Han Fei se llenó de alegría y le dijo a la chica en el suelo: —Mira, la chica que estoy esperando ha llegado. ¡Chica, suéltame!
Sin embargo, la chica pisó las enredaderas, se mantuvo en el aire y miró a Xia Xiaochan. —Solo es una Pescadora Colgante intermedia.
Han Fei estaba indefenso. —Yo también soy un Pescador Colgante intermedio, así que debería emparejarme con una intermedia también.
A cien metros de distancia, Xia Xiaochan apareció y desapareció en un destello, y al segundo siguiente, apareció de repente frente a Han Fei.
Xia Xiaochan estaba muy emocionada. En el momento en que vio a Han Fei, rio y lloró, y las lágrimas rodaron por su rostro.
Xia Xiaochan abrazó a Han Fei de un tirón y las lágrimas y los mocos corrieron por su cara.
—Buah… ¡No encuentro la salida! ¡Pensé que me iba a quedar aquí para siempre!
Han Fei abrió los brazos y miró a la chica en el suelo que todavía lo observaba. —Mira, esta es la que estoy esperando.
Han Fei abrazó a Xia Xiaochan con ambas manos y soltó la cuerda del globo. Luego, aterrizó de puntillas en un tejado.
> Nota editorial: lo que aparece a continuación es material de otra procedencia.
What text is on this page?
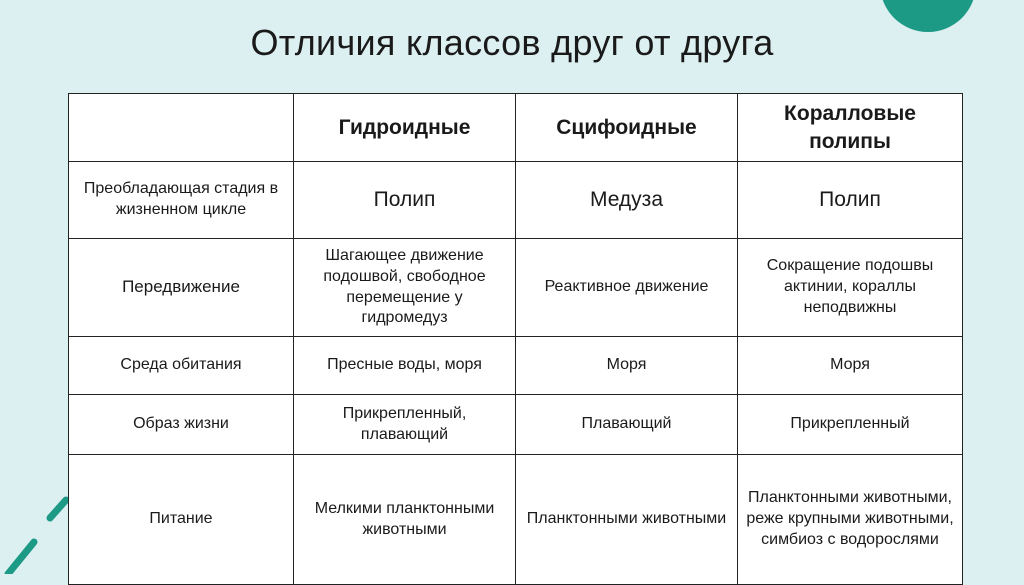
Отличия классов друг от друга
	Гидроидные	Сцифоидные	Коралловые полипы
Преобладающая стадия в жизненном цикле	Полип	Медуза	Полип
Передвижение	Шагающее движение подошвой, свободное перемещение у гидромедуз	Реактивное движение	Сокращение подошвы актинии, кораллы неподвижны
Среда обитания	Пресные воды, моря	Моря	Моря
Образ жизни	Прикрепленный, плавающий	Плавающий	Прикрепленный
Питание	Мелкими планктонными животными	Планктонными животными	Планктонными животными, реже крупными животными, симбиоз с водорослями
Xia Xiaochan seguía llorando y riendo, pero Han Fei vio a los adolescentes que corrían tras ella.
Al ver esta escena, los adolescentes se pusieron furiosos. —Bastardo, suelta a esa chica.
Un chico gritó con rabia: —Imbécil, ven a por mí si te atreves. Eres un verdadero desvergonzado por engañar a una niña tan pequeña.
Alguien desenvainó directamente su espada. —Quiero desafiarte.
—¿Cómo te llamas? Hoy haré que te arrepientas de esto…
El grupo de adolescentes gritó y miró con furia a Han Fei.
Han Fei miró a los adolescentes con cara de póquer y luego a las chicas que lo miraban fijamente.
De repente, hizo un movimiento.
¡Muac!
Han Fei inclinó la cabeza y besó a Xia Xiaochan en la mejilla.